王子?団長?どっちもお呼びじゃありません!!~異世界悠々おひとりさま満喫日記~
エミリーの部屋を出た俺は、屋敷の者にエミリーの介助をよく頼み、王宮に向かった。
屋敷から王宮までは徒歩で十分と掛からない。しかし独立して居住を構えてからは、王宮議会への出席を別にすればすっかり足が遠い。
「フレデリック、久しいな」
「やぁヴェルガー兄さん。だけど別段、久しくはないだろう? つい五日前にも顔を合わせているからな」
その俺が真っ直ぐに訪れたのは、兄の私室。執務室でなく、敢えてプライベートな居室で顔を突き合わせているのは、人の目も耳も排除して話がしたかったからだ。

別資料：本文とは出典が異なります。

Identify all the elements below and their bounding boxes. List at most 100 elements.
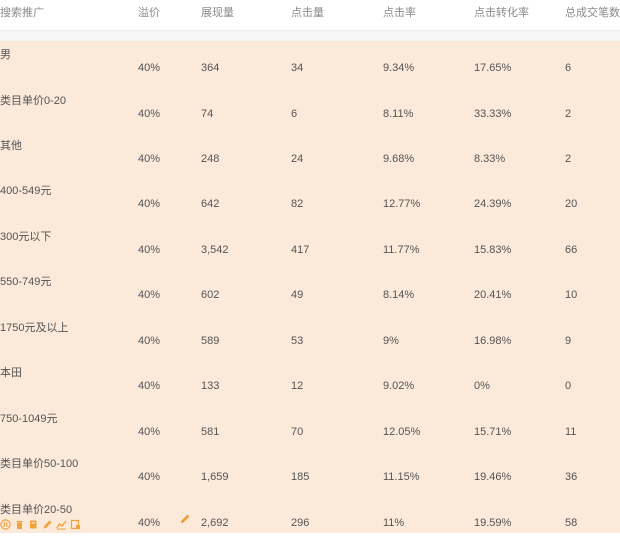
table-row[interactable]: 750-1049元 40% 581 70 12.05% 15.71% 11 — [0, 405, 620, 451]
premium-value: 40% — [138, 244, 161, 256]
clicks-value: 6 — [291, 108, 298, 120]
ctr-value: 8.11% — [383, 108, 414, 120]
cvr-value: 20.41% — [474, 289, 512, 301]
ctr-value: 11.77% — [383, 244, 420, 256]
orders-value: 2 — [565, 108, 572, 120]
header-orders[interactable]: 总成交笔数 — [565, 4, 620, 20]
row-name: 男 — [0, 49, 11, 61]
copy-icon[interactable] — [28, 519, 39, 530]
orders-value: 20 — [565, 198, 578, 210]
clicks-value: 49 — [291, 289, 304, 301]
clicks-value: 185 — [291, 471, 310, 483]
cvr-value: 24.39% — [474, 198, 512, 210]
table-row[interactable]: 1750元及以上 40% 589 53 9% 16.98% 9 — [0, 314, 620, 360]
ctr-value: 12.77% — [383, 198, 421, 210]
pencil-icon[interactable] — [179, 513, 191, 525]
premium-value: 40% — [138, 62, 161, 74]
row-name: 300元以下 — [0, 231, 52, 243]
clicks-value: 34 — [291, 62, 304, 74]
table-header: 搜索推广 溢价 展现量 点击量 点击率 点击转化率 总成交笔数 — [0, 0, 620, 31]
premium-value: 40% — [138, 380, 161, 392]
orders-value: 2 — [565, 153, 572, 165]
cvr-value: 33.33% — [474, 108, 512, 120]
header-ctr[interactable]: 点击率 — [383, 4, 416, 20]
report-icon[interactable] — [70, 519, 81, 530]
row-name: 类目单价0-20 — [0, 95, 67, 107]
orders-value: 6 — [565, 62, 572, 74]
chart-icon[interactable] — [56, 519, 67, 530]
clicks-value: 70 — [291, 426, 304, 438]
premium-value: 40% — [138, 426, 161, 438]
clicks-value: 53 — [291, 335, 304, 347]
row-name: 类目单价20-50 — [0, 504, 73, 516]
premium-value: 40% — [138, 335, 161, 347]
impressions-value: 602 — [201, 289, 220, 301]
cvr-value: 17.65% — [474, 62, 512, 74]
orders-value: 10 — [565, 289, 578, 301]
row-name: 400-549元 — [0, 185, 52, 197]
clicks-value: 24 — [291, 153, 304, 165]
impressions-value: 642 — [201, 198, 220, 210]
table-row[interactable]: 类目单价20-50 40% 2,692 296 11% 19.59% 58 — [0, 496, 620, 542]
orders-value: 66 — [565, 244, 578, 256]
clicks-value: 82 — [291, 198, 304, 210]
ctr-value: 11.15% — [383, 471, 420, 483]
header-divider — [0, 31, 620, 41]
premium-value: 40% — [138, 198, 161, 210]
row-name: 其他 — [0, 140, 22, 152]
header-clicks[interactable]: 点击量 — [291, 4, 324, 20]
impressions-value: 133 — [201, 380, 220, 392]
pencil-icon[interactable] — [42, 519, 53, 530]
premium-value: 40% — [138, 153, 161, 165]
impressions-value: 2,692 — [201, 517, 229, 529]
ctr-value: 9.34% — [383, 62, 415, 74]
impressions-value: 74 — [201, 108, 214, 120]
ctr-value: 12.05% — [383, 426, 421, 438]
premium-value: 40% — [138, 108, 161, 120]
impressions-value: 364 — [201, 62, 220, 74]
row-name: 550-749元 — [0, 276, 52, 288]
cvr-value: 8.33% — [474, 153, 506, 165]
header-search-promotion[interactable]: 搜索推广 — [0, 4, 44, 20]
ctr-value: 8.14% — [383, 289, 415, 301]
table-row[interactable]: 其他 40% 248 24 9.68% 8.33% 2 — [0, 132, 620, 178]
row-name: 750-1049元 — [0, 413, 58, 425]
premium-value: 40% — [138, 517, 161, 529]
orders-value: 36 — [565, 471, 578, 483]
orders-value: 11 — [565, 426, 577, 438]
row-name: 1750元及以上 — [0, 322, 69, 334]
table-row[interactable]: 550-749元 40% 602 49 8.14% 20.41% 10 — [0, 268, 620, 314]
table-row[interactable]: 男 40% 364 34 9.34% 17.65% 6 — [0, 41, 620, 87]
table-row[interactable]: 类目单价0-20 40% 74 6 8.11% 33.33% 2 — [0, 87, 620, 133]
table-row[interactable]: 本田 40% 133 12 9.02% 0% 0 — [0, 359, 620, 405]
orders-value: 9 — [565, 335, 572, 347]
clicks-value: 296 — [291, 517, 310, 529]
ctr-value: 9.68% — [383, 153, 415, 165]
premium-value: 40% — [138, 289, 161, 301]
impressions-value: 3,542 — [201, 244, 229, 256]
row-name: 类目单价50-100 — [0, 458, 79, 470]
pause-icon[interactable] — [0, 519, 11, 530]
premium-value: 40% — [138, 471, 161, 483]
clicks-value: 12 — [291, 380, 304, 392]
header-impressions[interactable]: 展现量 — [201, 4, 234, 20]
cvr-value: 15.83% — [474, 244, 512, 256]
trash-icon[interactable] — [14, 519, 25, 530]
header-cvr[interactable]: 点击转化率 — [474, 4, 529, 20]
table-row[interactable]: 类目单价50-100 40% 1,659 185 11.15% 19.46% 3… — [0, 450, 620, 496]
table-body: 男 40% 364 34 9.34% 17.65% 6 类目单价0-20 40%… — [0, 41, 620, 533]
ctr-value: 9% — [383, 335, 399, 347]
header-premium[interactable]: 溢价 — [138, 4, 160, 20]
clicks-value: 417 — [291, 244, 310, 256]
row-name: 本田 — [0, 367, 22, 379]
row-action-toolbar — [0, 519, 81, 533]
cvr-value: 19.59% — [474, 517, 512, 529]
table-row[interactable]: 400-549元 40% 642 82 12.77% 24.39% 20 — [0, 177, 620, 223]
cvr-value: 0% — [474, 380, 490, 392]
cvr-value: 15.71% — [474, 426, 512, 438]
table-row[interactable]: 300元以下 40% 3,542 417 11.77% 15.83% 66 — [0, 223, 620, 269]
impressions-value: 248 — [201, 153, 220, 165]
ctr-value: 9.02% — [383, 380, 415, 392]
cvr-value: 19.46% — [474, 471, 512, 483]
cvr-value: 16.98% — [474, 335, 512, 347]
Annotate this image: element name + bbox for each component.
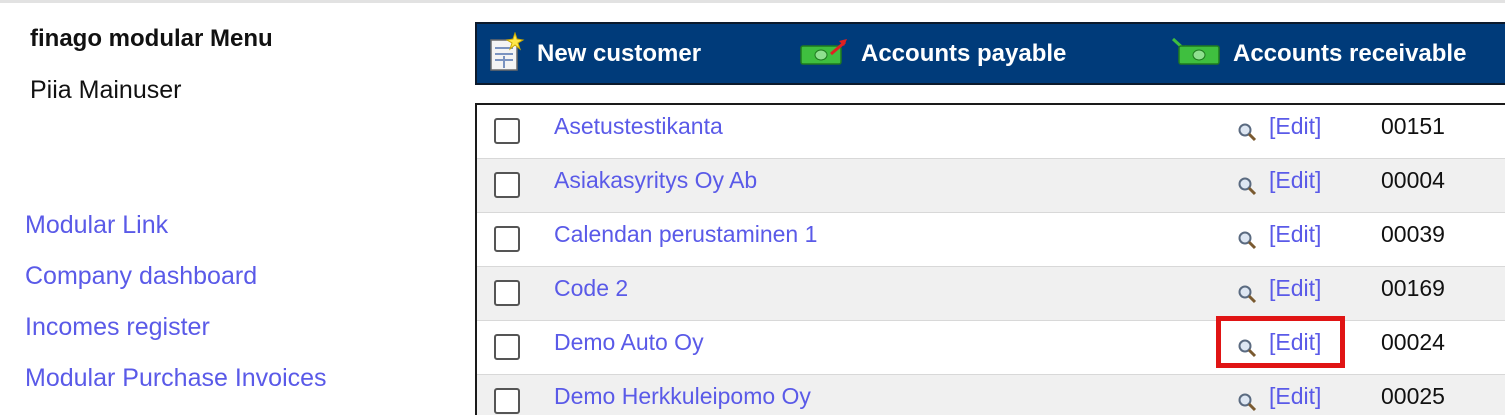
edit-link[interactable]: [Edit] (1269, 113, 1321, 140)
row-checkbox[interactable] (494, 334, 520, 360)
table-row: Code 2 [Edit] 00169 (477, 267, 1505, 321)
row-checkbox[interactable] (494, 172, 520, 198)
customer-code: 00024 (1381, 329, 1445, 355)
customer-name-link[interactable]: Asetustestikanta (554, 113, 723, 140)
magnifier-icon[interactable] (1237, 176, 1257, 196)
edit-link[interactable]: [Edit] (1269, 383, 1321, 410)
row-checkbox[interactable] (494, 388, 520, 414)
edit-link[interactable]: [Edit] (1269, 221, 1321, 248)
customer-name-link[interactable]: Calendan perustaminen 1 (554, 221, 817, 248)
customer-name-link[interactable]: Asiakasyritys Oy Ab (554, 167, 757, 194)
accounts-receivable-label: Accounts receivable (1233, 40, 1467, 67)
menu-link-purchase-invoices[interactable]: Modular Purchase Invoices (25, 361, 327, 412)
top-divider (0, 0, 1505, 3)
customer-name-link[interactable]: Demo Herkkuleipomo Oy (554, 383, 811, 410)
customer-code: 00151 (1381, 113, 1445, 139)
money-out-icon (799, 36, 849, 73)
magnifier-icon[interactable] (1237, 122, 1257, 142)
new-customer-button[interactable]: New customer (489, 24, 701, 84)
new-document-icon (489, 30, 525, 77)
row-checkbox[interactable] (494, 226, 520, 252)
money-in-icon (1171, 36, 1221, 73)
toolbar: New customer Accounts payable Accounts r… (475, 22, 1505, 85)
magnifier-icon[interactable] (1237, 338, 1257, 358)
table-row: Demo Herkkuleipomo Oy [Edit] 00025 (477, 375, 1505, 415)
customer-name-link[interactable]: Demo Auto Oy (554, 329, 704, 356)
customer-code: 00004 (1381, 167, 1445, 193)
magnifier-icon[interactable] (1237, 284, 1257, 304)
edit-link[interactable]: [Edit] (1269, 167, 1321, 194)
table-row: Demo Auto Oy [Edit] 00024 (477, 321, 1505, 375)
row-checkbox[interactable] (494, 118, 520, 144)
row-checkbox[interactable] (494, 280, 520, 306)
menu-title: finago modular Menu (30, 25, 273, 52)
menu-link-company-dashboard[interactable]: Company dashboard (25, 259, 327, 310)
table-row: Asetustestikanta [Edit] 00151 (477, 105, 1505, 159)
table-row: Calendan perustaminen 1 [Edit] 00039 (477, 213, 1505, 267)
accounts-payable-label: Accounts payable (861, 40, 1067, 67)
customer-table: Asetustestikanta [Edit] 00151 Asiakasyri… (475, 103, 1505, 415)
magnifier-icon[interactable] (1237, 230, 1257, 250)
customer-code: 00039 (1381, 221, 1445, 247)
menu-link-modular-link[interactable]: Modular Link (25, 208, 327, 259)
customer-name-link[interactable]: Code 2 (554, 275, 628, 302)
customer-code: 00169 (1381, 275, 1445, 301)
edit-link[interactable]: [Edit] (1269, 275, 1321, 302)
table-row: Asiakasyritys Oy Ab [Edit] 00004 (477, 159, 1505, 213)
side-menu: Modular Link Company dashboard Incomes r… (25, 208, 327, 412)
menu-link-incomes-register[interactable]: Incomes register (25, 310, 327, 361)
user-name: Piia Mainuser (30, 76, 182, 104)
customer-code: 00025 (1381, 383, 1445, 409)
magnifier-icon[interactable] (1237, 392, 1257, 412)
new-customer-label: New customer (537, 40, 702, 67)
accounts-payable-button[interactable]: Accounts payable (799, 24, 1066, 84)
accounts-receivable-button[interactable]: Accounts receivable (1171, 24, 1466, 84)
edit-link[interactable]: [Edit] (1269, 329, 1321, 356)
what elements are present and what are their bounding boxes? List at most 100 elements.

俺は外交大臣の不正を暴くにあたり、手持ちのパイプを有効に使った。選択肢はいくつかあったが、俺は躊躇わず最強のパイプを選んだ。
世間一般が王族に抱くのは、表面的な華やかさの裏側で、親兄弟で血みどろの権力抗争に明け暮れているイメージだそうだ。歴史を紐解けば、それらも一概に間違いとは言い難い。しかし今代の王家に関しては、まるっきりこれには当て嵌まらない。